The tunnel project was to be financed under the PF2 private finance initiative, but in October 2018, the chancellor, Philip Hammond, cancelled future private finance deals, including for Stonehenge.

The DfT said it and the Treasury remained committed to the project, with the latter releasing funding of £21.5m during 2019–20 to keep the scheme going. Transport chiefs do not expect to fund the project from the 2020-2025 road investment strategy, instead making the case for additional funding as part of the next spending review.

According to the PAC, Highways England must have funding certainty by the end of the year if it is to begin the commercial process of finding a construction contractor in time to keep to its 2026 target opening date.

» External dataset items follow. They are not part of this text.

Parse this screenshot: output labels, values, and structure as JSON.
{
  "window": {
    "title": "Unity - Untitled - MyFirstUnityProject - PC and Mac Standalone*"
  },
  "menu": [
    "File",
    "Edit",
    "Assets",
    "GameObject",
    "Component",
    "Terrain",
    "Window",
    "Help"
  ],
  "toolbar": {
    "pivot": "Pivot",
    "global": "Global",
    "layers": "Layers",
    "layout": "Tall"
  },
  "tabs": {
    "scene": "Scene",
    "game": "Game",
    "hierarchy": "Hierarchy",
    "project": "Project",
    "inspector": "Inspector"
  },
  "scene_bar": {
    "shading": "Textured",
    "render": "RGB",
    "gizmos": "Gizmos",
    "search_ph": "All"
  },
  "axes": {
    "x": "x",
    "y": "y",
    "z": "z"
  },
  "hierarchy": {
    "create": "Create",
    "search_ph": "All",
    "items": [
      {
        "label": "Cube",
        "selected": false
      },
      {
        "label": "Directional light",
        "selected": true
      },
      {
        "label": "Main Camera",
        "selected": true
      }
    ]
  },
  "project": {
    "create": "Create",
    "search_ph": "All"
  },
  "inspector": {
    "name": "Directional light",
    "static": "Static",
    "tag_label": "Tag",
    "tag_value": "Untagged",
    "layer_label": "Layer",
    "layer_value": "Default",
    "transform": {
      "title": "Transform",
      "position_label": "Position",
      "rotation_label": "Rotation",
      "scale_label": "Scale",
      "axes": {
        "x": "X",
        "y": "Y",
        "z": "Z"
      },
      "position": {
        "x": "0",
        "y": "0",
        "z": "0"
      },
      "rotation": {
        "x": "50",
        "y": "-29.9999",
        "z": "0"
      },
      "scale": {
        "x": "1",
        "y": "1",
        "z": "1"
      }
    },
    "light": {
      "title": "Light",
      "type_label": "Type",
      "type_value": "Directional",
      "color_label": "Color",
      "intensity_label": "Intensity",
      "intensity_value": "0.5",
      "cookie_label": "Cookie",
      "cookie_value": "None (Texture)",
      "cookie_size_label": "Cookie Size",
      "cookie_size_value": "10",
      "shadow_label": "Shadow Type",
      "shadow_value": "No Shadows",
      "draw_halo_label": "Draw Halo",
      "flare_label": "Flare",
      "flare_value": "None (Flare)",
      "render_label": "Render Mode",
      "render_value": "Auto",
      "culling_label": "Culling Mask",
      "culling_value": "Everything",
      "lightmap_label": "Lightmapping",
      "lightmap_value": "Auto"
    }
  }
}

“The timetable looks very challenging. We understand that between now and 2021, when construction is scheduled to start, as well as getting clarity over funding, Highways England must also obtain the necessary planning consents, negotiate with contractors to find a preferred supplier and complete the detailed design for the project,” the committee said.

There is also concern from the committee as to whether the project will be delivered within budget. “Given the department’s performance on other major projects in recent years, for example Crossrail, where costs have overrun to the tune of nearly £3bn, we are more cautious,” the MPs said.

Possible hitches cited by the PAC include finding new sites of archaeological interest during construction.

A DfT spokesperson said: “This government is committed to investing in the south-west and the A303 [including the tunnel] and A358 schemes [a linked project further west] are on track to be delivered to their respective timetables. Development work is continuing as planned.”